# I had an epiphany Today ..



## GotDiesel? (Sep 9, 2013)

...


----------



## iKermit (Dec 13, 2010)

Yall get the cool stuff?!

I like the idea.


----------



## diesel (Jun 8, 2013)

Sounds good to me


----------



## Sunline Fan (Jul 29, 2012)

GotDiesel? said:


> So I was thinking like the TDICLUCB.com
> We should have a license plate bracket that says Cruze talk on top and then on the bottom Yes,Its a Diesel .
> Since our motors are a CR motor , We can call it a CRD or a TDI as well ,just a few ideas for badges ...
> 
> ...


CRD is commonly used by Chrysler/Dodge for advertising their commonrail diesels.

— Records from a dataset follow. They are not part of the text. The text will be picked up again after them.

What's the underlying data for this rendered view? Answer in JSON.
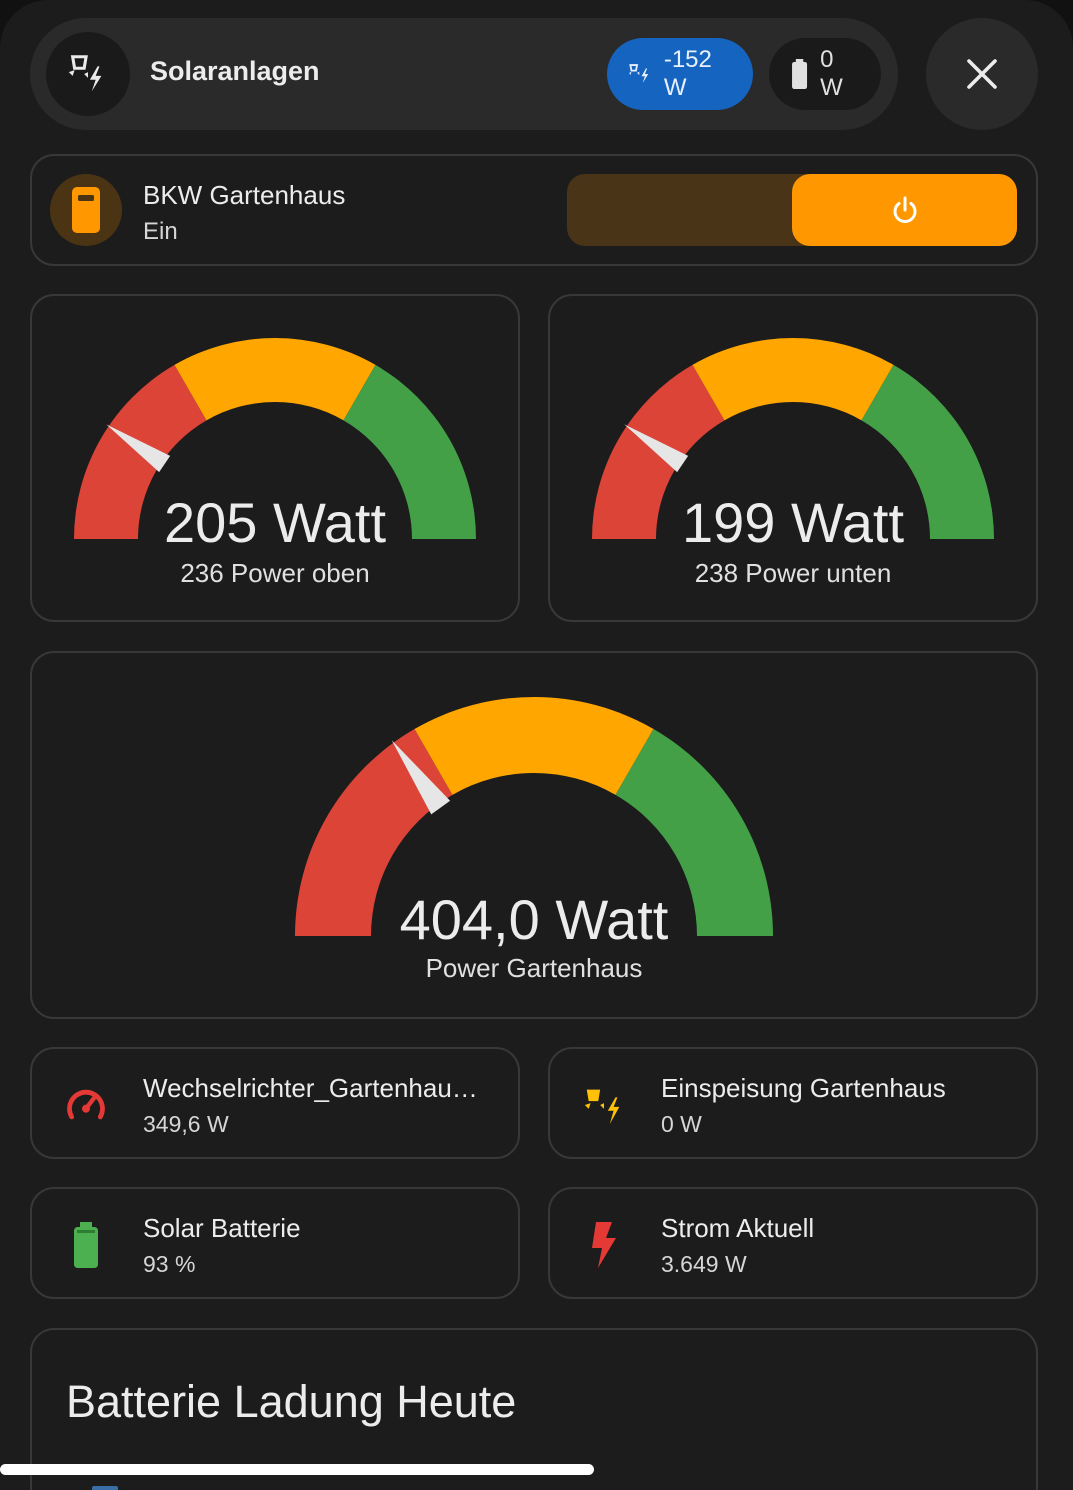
{
  "header": {
    "title": "Solaranlagen",
    "solar_chip": "-152 W",
    "battery_chip": "0 W"
  },
  "switch": {
    "name": "BKW Gartenhaus",
    "state": "Ein"
  },
  "gauges": [
    {
      "value_text": "205 Watt",
      "label": "236 Power oben",
      "needle_fraction": 0.19
    },
    {
      "value_text": "199 Watt",
      "label": "238 Power unten",
      "needle_fraction": 0.19
    },
    {
      "value_text": "404,0 Watt",
      "label": "Power Gartenhaus",
      "needle_fraction": 0.3
    }
  ],
  "tiles": [
    {
      "name": "Wechselrichter_Gartenhau…",
      "value": "349,6 W",
      "icon": "speedometer-icon"
    },
    {
      "name": "Einspeisung Gartenhaus",
      "value": "0 W",
      "icon": "solar-power-icon"
    },
    {
      "name": "Solar Batterie",
      "value": "93 %",
      "icon": "battery-icon"
    },
    {
      "name": "Strom Aktuell",
      "value": "3.649 W",
      "icon": "flash-icon"
    }
  ],
  "chart_section": {
    "title": "Batterie Ladung Heute"
  },
  "colors": {
    "red": "#db4437",
    "orange": "#ffa600",
    "green": "#43a047",
    "accent": "#ff9800",
    "chip_blue": "#1565c0"
  }
}
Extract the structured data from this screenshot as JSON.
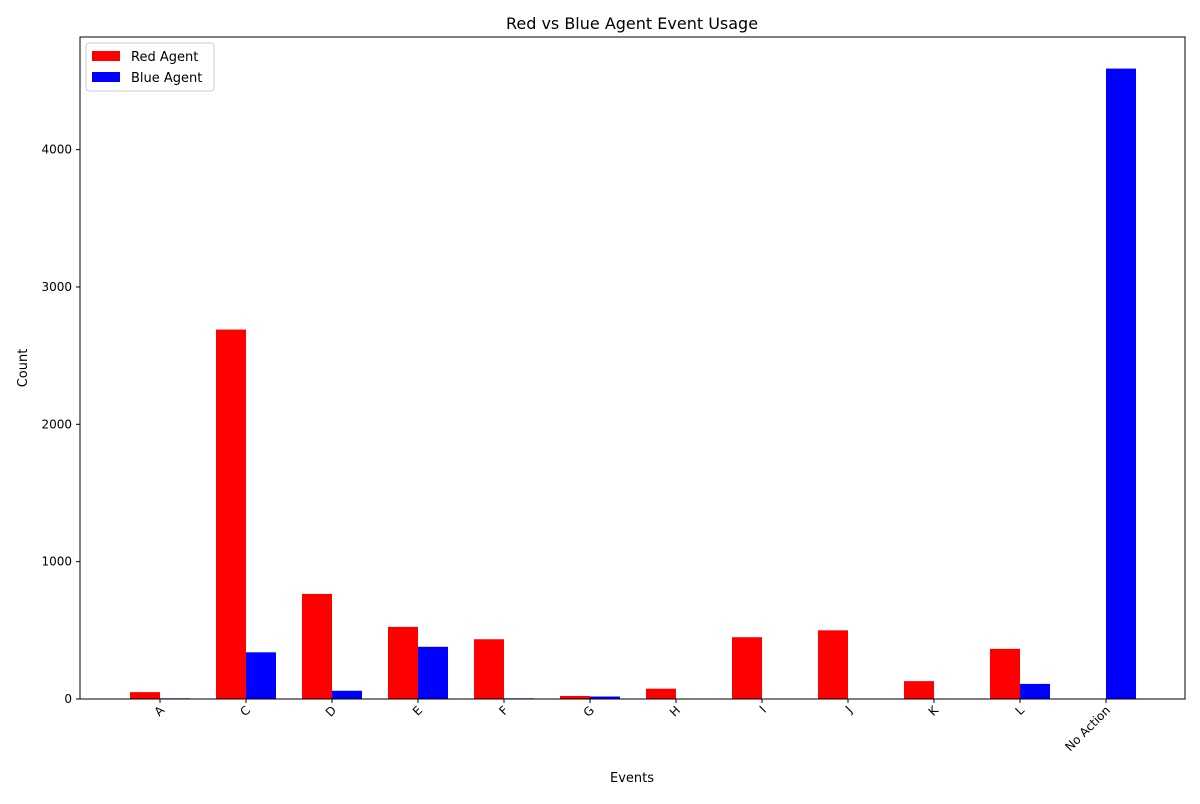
{
  "chart_data": {
    "type": "bar",
    "title": "Red vs Blue Agent Event Usage",
    "xlabel": "Events",
    "ylabel": "Count",
    "categories": [
      "A",
      "C",
      "D",
      "E",
      "F",
      "G",
      "H",
      "I",
      "J",
      "K",
      "L",
      "No Action"
    ],
    "series": [
      {
        "name": "Red Agent",
        "color": "#ff0000",
        "values": [
          50,
          2690,
          765,
          525,
          435,
          22,
          75,
          450,
          500,
          130,
          365,
          0
        ]
      },
      {
        "name": "Blue Agent",
        "color": "#0000ff",
        "values": [
          5,
          340,
          60,
          380,
          5,
          18,
          0,
          0,
          0,
          0,
          110,
          4590
        ]
      }
    ],
    "ylim": [
      0,
      4820
    ],
    "yticks": [
      0,
      1000,
      2000,
      3000,
      4000
    ],
    "grid": false,
    "legend_position": "top-left"
  }
}
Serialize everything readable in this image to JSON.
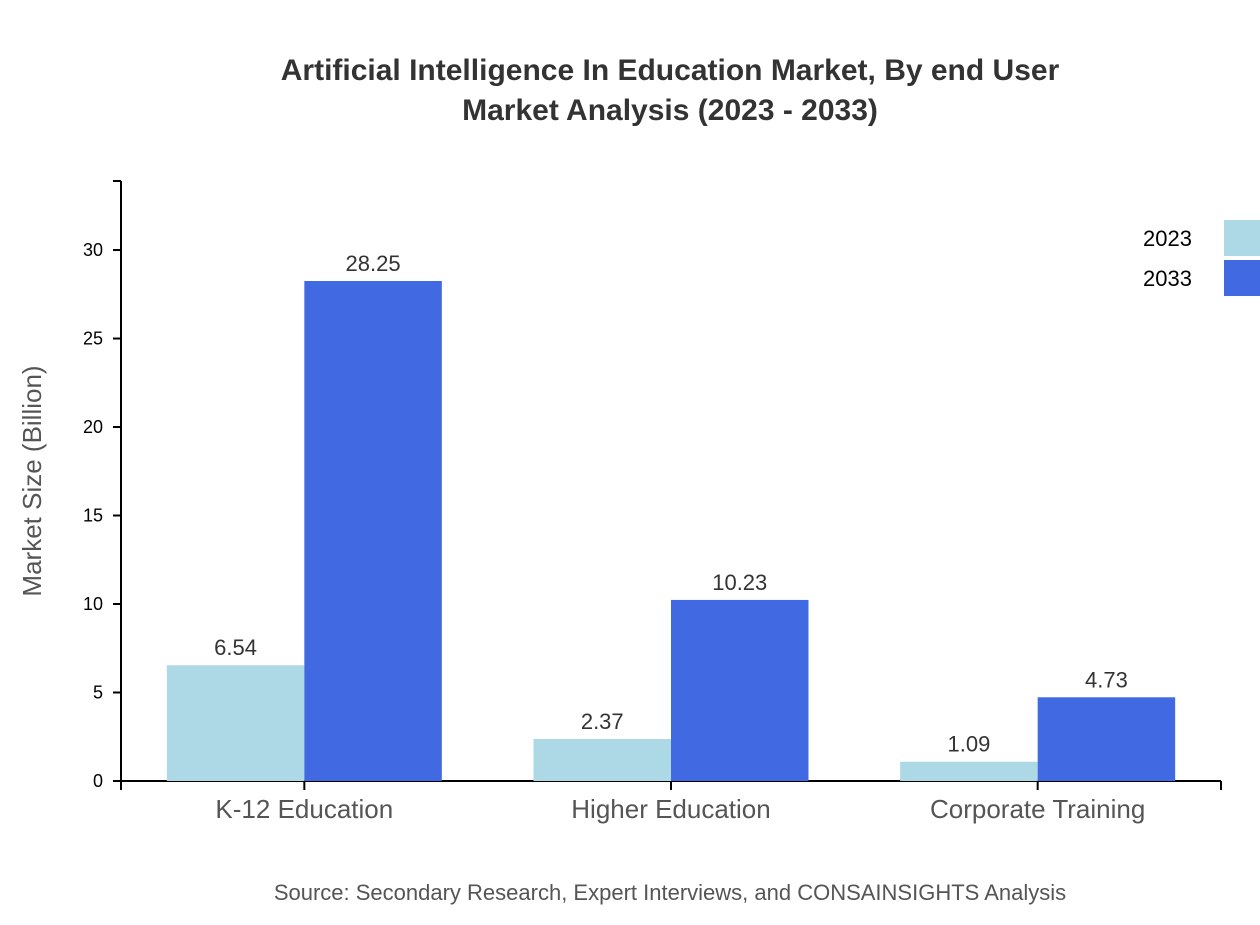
{
  "chart_data": {
    "type": "bar",
    "title": [
      "Artificial Intelligence In Education Market, By end User",
      "Market Analysis (2023 - 2033)"
    ],
    "xlabel": "",
    "ylabel": "Market Size (Billion)",
    "categories": [
      "K-12 Education",
      "Higher Education",
      "Corporate Training"
    ],
    "series": [
      {
        "name": "2023",
        "values": [
          6.54,
          2.37,
          1.09
        ],
        "color": "#add8e6"
      },
      {
        "name": "2033",
        "values": [
          28.25,
          10.23,
          4.73
        ],
        "color": "#4169e1"
      }
    ],
    "ylim": [
      0,
      33.9
    ],
    "yticks": [
      0,
      5,
      10,
      15,
      20,
      25,
      30
    ],
    "grid": false,
    "legend": "top-right",
    "source": "Source: Secondary Research, Expert Interviews, and CONSAINSIGHTS Analysis"
  }
}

The diesel in the Liberty and new Grand Cherokee come to mind.

TDI is of course used by VW.

How about CED=Cruze Eco Diesel, or CRED=Common Rail Eco Diesel?

After all, the Cruze diesel can beat a TDI for fuel economy supposedly.


----------



## Tomko (Jun 1, 2013)

What about DIESEL _THRUST_


----------



## obermd (Mar 3, 2012)

I'd stay away from CRD. Too easy to read it as Crud.


----------



## Aussie (Sep 16, 2012)

It is really none of my business, but why not use the words "Chevy Turbo Diesel" and that way if other chev cars such as the Malibu, which has a diesel option already in Australia, can use them as well later on?


----------



## iKermit (Dec 13, 2010)

CCCTD! 

Chevrolet Cruze Clean Turbo Diesel

Yeah i know long.


----------



## diesel (Jun 8, 2013)

I personally like "DIESEL"


----------



## iKermit (Dec 13, 2010)

Why complicate ourselves huh? lol


----------



## plasticplant (Mar 26, 2013)

Like


----------